Aber statt Sonnenschein schickt der Himmel Regen auf die Erde, und auch die Blätter hält es nicht mehr an den Bäumen. Aber Finn ist ein schlaues Kerlchen und überredet Frida, den Herbst wieder rückgängig zu machen.

Gerade nach den letzten warmen Sommertagen kann man Finn und Frida so richtig gut verstehen, man möchte all die schönen Dingen des Sommers, das Baden, die Sonnenstrahlen, das kühlende Eis, das Geplansche, die nackten Füße und die wenigen Kleidungsstücke am Leib nicht einfach so von einem Tag auf den anderen aufgeben. Der Übergang fällt schwer, Socken und Pulli engen ein, das Haus oder die Wohnung sind auf einmal viel zu klein. Jede Verlängerung des Sommers wäre also wirklich sehr willkommen!
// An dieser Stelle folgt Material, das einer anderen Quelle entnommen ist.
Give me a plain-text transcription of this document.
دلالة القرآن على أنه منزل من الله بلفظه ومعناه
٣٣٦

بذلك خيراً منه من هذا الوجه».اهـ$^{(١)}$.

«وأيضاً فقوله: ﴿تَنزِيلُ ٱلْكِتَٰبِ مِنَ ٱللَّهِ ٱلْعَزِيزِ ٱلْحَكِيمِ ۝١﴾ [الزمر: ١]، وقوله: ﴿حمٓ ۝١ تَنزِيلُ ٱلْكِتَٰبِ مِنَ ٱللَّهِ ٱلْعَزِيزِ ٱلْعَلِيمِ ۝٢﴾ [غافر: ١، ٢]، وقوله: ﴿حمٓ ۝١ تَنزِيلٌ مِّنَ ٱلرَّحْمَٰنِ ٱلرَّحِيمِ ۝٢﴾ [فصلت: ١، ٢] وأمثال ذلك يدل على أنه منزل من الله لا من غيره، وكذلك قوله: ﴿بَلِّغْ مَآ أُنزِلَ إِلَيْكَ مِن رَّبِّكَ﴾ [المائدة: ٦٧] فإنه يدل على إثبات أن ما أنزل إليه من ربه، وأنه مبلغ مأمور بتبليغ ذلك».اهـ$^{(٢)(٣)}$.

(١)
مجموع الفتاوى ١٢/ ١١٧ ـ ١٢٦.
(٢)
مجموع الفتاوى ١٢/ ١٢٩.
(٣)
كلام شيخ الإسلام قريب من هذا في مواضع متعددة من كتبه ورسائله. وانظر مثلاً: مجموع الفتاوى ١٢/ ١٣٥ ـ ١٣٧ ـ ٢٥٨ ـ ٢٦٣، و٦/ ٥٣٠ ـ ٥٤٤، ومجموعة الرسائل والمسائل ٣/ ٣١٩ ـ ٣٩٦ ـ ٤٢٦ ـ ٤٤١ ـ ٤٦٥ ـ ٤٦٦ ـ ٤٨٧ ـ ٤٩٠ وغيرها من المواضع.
Und so können Finn und Frida als sehr coole Vorbilder dienen, die sich auch von Unausweichlichem nicht so einfach unterkriegen lassen, die dieser neuen Situation mit kreativen Ideen begegnen und so spielerisch Übergangsrituale erfinden, die das Vergangene würdigen und das Neue wahrnehmen. Auch dies ist eine Art, wie man kann die kommende Jahreszeit schätzen und begrüßen kann.

Dieses Erstlesebuch macht es Leseanfängern zudem einfach, einen Übergang vom Bilderbuch zum längeren Roman zu finden. Die Illustrationen von Kerstin Meyer, die in einer Kombination aus bunten Sommerblumen und warmen Herbstfarben strahlen, bieten genügend Pausen im Text. Sie laden zum Schauen ein und kitzeln die eigenen Erinnerungen an den vergangenen Sommer hoch.
Der Text von Martin Klein wiederum besticht durch verständliche, nicht zu lange Sätzen, in denen aber durchaus ungewöhnliche Worte zu finden sind wie „Sommerregentropfen“ oder „Nordsee-Anfang-Juni-Temperatur“. Langweilig wird das sicher nicht.
Und ich bin ganz neidisch, dass die Schulanfänger von heute mit so coolen und kreativen Geschichten lesen lernen!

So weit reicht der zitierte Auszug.